I'm trying to create a sed command to get the Nth instance of an XML tag in a string, but thus far I can only ever seem to get the last one.

Given an XML string:

<Wrap><GrayLevel>a</GrayLevel><GrayLevel>b</GrayLevel></Wrap>

I tried to do this on the command line to get each GrayLevel (yes, I know it's messy, these were just the examples I was trying):

echo "<Wrap><GrayLevel>a</GrayLevel><GrayLevel>b</GrayLevel></Wrap>" | sed -e "s/.*<GrayLevel[^>]*>\(.*\)<\/GrayLevel>.*/\1/1"
echo "<Wrap><GrayLevel>a</GrayLevel><GrayLevel>b</GrayLevel></Wrap>" | sed -e "s/.*<GrayLevel[^>]*>\(.*\)<\/GrayLevel>.*/\1/2"

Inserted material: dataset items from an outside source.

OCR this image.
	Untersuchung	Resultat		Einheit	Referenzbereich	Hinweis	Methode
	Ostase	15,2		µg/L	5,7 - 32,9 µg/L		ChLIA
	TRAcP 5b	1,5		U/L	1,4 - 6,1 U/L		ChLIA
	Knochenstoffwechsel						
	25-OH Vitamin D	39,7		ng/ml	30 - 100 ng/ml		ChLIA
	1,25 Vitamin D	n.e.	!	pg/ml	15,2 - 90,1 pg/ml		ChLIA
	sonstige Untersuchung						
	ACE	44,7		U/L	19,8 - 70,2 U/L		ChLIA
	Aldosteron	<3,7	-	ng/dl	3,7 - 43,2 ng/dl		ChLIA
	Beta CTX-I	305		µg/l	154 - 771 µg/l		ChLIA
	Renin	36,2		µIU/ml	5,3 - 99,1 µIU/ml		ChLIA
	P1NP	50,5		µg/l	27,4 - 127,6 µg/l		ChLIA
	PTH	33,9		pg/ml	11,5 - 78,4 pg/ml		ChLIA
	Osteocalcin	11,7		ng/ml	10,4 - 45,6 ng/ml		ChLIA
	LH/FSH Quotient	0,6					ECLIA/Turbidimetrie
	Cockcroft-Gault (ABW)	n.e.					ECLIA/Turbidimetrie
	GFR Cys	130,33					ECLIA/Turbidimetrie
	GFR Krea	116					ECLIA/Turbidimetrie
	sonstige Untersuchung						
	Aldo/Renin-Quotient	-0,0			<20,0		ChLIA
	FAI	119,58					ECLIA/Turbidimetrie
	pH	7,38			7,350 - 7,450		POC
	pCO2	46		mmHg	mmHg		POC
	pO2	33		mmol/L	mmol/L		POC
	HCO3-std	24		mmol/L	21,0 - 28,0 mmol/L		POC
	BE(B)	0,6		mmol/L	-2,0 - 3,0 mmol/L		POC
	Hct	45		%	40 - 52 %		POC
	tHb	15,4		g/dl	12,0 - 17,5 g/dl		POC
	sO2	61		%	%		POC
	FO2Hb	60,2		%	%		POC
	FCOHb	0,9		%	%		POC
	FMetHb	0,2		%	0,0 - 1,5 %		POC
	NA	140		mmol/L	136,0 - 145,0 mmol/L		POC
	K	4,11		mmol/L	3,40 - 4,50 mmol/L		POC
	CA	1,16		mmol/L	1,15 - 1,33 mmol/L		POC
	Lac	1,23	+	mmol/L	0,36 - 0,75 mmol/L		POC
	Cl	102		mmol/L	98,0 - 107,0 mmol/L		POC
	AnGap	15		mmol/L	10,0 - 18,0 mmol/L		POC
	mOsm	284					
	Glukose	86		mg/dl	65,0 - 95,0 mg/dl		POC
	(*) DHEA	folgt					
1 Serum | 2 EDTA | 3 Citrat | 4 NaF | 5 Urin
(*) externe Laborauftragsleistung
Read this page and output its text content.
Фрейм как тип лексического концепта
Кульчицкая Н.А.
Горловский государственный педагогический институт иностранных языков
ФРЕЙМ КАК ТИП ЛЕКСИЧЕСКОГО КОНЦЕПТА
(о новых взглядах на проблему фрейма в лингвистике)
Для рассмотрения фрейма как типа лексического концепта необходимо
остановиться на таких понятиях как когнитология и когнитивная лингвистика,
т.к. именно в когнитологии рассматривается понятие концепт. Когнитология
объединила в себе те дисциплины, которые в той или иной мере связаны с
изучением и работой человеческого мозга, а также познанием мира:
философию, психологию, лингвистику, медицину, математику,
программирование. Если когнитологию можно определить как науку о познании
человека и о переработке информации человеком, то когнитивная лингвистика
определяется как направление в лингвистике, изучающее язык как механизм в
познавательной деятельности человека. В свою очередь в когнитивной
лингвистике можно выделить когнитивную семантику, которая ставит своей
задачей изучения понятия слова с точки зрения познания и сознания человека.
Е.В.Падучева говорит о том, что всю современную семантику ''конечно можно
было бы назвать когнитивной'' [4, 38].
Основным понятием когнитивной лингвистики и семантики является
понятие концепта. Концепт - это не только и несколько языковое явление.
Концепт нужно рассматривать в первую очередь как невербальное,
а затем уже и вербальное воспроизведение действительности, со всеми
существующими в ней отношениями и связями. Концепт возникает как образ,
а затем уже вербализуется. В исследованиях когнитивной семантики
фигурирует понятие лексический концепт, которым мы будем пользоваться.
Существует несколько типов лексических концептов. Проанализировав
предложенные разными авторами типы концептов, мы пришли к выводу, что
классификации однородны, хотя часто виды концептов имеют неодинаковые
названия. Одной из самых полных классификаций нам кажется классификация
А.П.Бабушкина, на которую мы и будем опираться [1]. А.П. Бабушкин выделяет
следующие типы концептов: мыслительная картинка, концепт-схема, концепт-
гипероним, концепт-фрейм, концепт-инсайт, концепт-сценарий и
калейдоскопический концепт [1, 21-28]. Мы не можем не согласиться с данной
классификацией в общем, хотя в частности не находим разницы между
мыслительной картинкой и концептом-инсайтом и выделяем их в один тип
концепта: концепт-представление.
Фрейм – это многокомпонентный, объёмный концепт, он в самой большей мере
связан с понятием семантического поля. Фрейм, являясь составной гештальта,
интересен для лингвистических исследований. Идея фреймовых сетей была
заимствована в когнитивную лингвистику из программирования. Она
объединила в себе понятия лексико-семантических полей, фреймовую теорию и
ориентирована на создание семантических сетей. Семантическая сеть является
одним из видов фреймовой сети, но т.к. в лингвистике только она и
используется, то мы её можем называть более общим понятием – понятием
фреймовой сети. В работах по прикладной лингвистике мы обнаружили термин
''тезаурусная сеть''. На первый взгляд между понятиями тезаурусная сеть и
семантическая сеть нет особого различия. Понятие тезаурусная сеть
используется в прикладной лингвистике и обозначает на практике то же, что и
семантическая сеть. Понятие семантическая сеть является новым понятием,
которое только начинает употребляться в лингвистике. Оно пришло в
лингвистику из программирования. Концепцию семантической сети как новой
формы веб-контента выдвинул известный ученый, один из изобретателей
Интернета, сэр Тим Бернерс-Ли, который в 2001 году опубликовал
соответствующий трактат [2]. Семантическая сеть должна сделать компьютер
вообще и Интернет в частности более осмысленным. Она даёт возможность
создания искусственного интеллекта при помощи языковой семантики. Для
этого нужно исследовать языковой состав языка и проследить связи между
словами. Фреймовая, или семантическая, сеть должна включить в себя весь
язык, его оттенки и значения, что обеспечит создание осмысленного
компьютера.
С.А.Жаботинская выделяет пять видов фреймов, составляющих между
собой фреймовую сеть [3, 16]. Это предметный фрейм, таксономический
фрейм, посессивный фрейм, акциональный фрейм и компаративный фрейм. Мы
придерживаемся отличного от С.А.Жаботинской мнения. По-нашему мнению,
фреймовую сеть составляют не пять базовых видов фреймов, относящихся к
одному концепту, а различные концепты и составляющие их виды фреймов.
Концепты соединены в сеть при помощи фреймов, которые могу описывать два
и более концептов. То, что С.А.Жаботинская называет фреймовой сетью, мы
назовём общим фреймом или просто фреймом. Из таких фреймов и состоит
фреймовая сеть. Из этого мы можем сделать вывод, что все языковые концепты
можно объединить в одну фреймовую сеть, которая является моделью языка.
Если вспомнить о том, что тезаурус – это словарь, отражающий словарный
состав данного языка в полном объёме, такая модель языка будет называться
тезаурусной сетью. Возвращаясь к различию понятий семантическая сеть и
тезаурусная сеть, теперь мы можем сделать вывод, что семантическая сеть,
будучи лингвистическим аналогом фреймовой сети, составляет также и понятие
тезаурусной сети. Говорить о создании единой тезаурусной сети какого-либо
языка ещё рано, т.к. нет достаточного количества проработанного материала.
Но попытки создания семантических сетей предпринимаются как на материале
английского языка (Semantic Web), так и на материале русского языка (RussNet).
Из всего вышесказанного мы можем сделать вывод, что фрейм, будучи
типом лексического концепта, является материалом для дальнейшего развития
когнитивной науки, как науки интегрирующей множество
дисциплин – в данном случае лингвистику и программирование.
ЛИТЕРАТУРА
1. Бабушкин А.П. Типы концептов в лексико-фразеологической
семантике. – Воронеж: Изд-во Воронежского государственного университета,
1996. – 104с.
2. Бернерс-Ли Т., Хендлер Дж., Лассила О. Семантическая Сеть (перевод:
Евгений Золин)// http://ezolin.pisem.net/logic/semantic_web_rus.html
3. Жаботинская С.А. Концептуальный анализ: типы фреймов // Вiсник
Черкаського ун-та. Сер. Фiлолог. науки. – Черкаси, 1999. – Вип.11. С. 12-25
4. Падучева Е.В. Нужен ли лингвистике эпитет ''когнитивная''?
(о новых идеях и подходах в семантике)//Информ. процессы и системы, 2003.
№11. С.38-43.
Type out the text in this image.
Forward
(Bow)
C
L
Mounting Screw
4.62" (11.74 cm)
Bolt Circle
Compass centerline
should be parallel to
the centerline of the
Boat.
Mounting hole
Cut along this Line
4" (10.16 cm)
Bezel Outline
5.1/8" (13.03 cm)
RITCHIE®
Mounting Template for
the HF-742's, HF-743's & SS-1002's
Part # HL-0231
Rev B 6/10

I expected to get the following from these examples:

a
b

But instead I got:

b
<Wrap><GrayLevel>a</GrayLevel><GrayLevel>b</GrayLevel></Wrap>

Can anyone explain to me what I'm doing wrong, please? I'm guessing it's something with the match parameter, but I can't figure out what.

Thanks,
Zel2008

The problem is that the .* will match anything so there can only be one match per line (the last occurrence), so this is difficult with sed .

Perhaps you could try awk instead. For example:

awk -v n=1 '$1=="GrayLevel"{if(++c==n) print $2}' RS=\< FS=\>
awk -v n=2 '$1=="GrayLevel"{if(++c==n) print $2}' RS=\< FS=\>

Thanks Scrutinizer,

I managed to find a solution in Perl:

perl -pe "s/(.*?<GrayLevel>){1}(.*?)<\/GrayLevel>.*/\2/"

That being said, I know absolutely nothing about awk. Would you mind explaining your awk solution in more detail, so I can learn what it does?

Thanks,
Zel2008

Hi,
A sed solution (difference in red):

$ echo "<Wrap><GrayLevel>a</GrayLevel><GrayLevel>b</GrayLevel></Wrap>" | sed -e 's/<GrayLevel>\([^<]\+\)<\/GrayLevel>/xxx\1xxx/1;s/.*xxx\(.*\)xxx.*/\1/'
a
$ echo "<Wrap><GrayLevel>a</GrayLevel><GrayLevel>b</GrayLevel></Wrap>" | sed -e 's/<GrayLevel>\([^<]\+\)<\/GrayLevel>/xxx\1xxx/2;s/.*xxx\(.*\)xxx.*/\1/'
b

Regards.

1 Like

Nice work-around disedorgue. One remark \+ is a GNU extension. Instead you could use the standard * , which would work just as well in this case. So ... \([^<]*\) ...

1 Like

Hello,

Following may also help.

echo "<Wrap><GrayLevel>a</GrayLevel><GrayLevel>b</GrayLevel></Wrap>" | awk -F"[<>]" '{for(i=1;i<=NF;i++){if($i ~ /^[a-z]$/) {print $i}}}'

Output will be as follows.

a
b

Thanks,
R. Singh

@Ravinder. That will only happen to work when the content is a single lowercase letter. I am sure that will be true for the example only. Besides it does not take the name of the label into consideration and it would list both labels and content if they are 1 lowercase letter wide..

Yes, Scrutinizer. It is true to only this example only. Thank you for pointing out the same.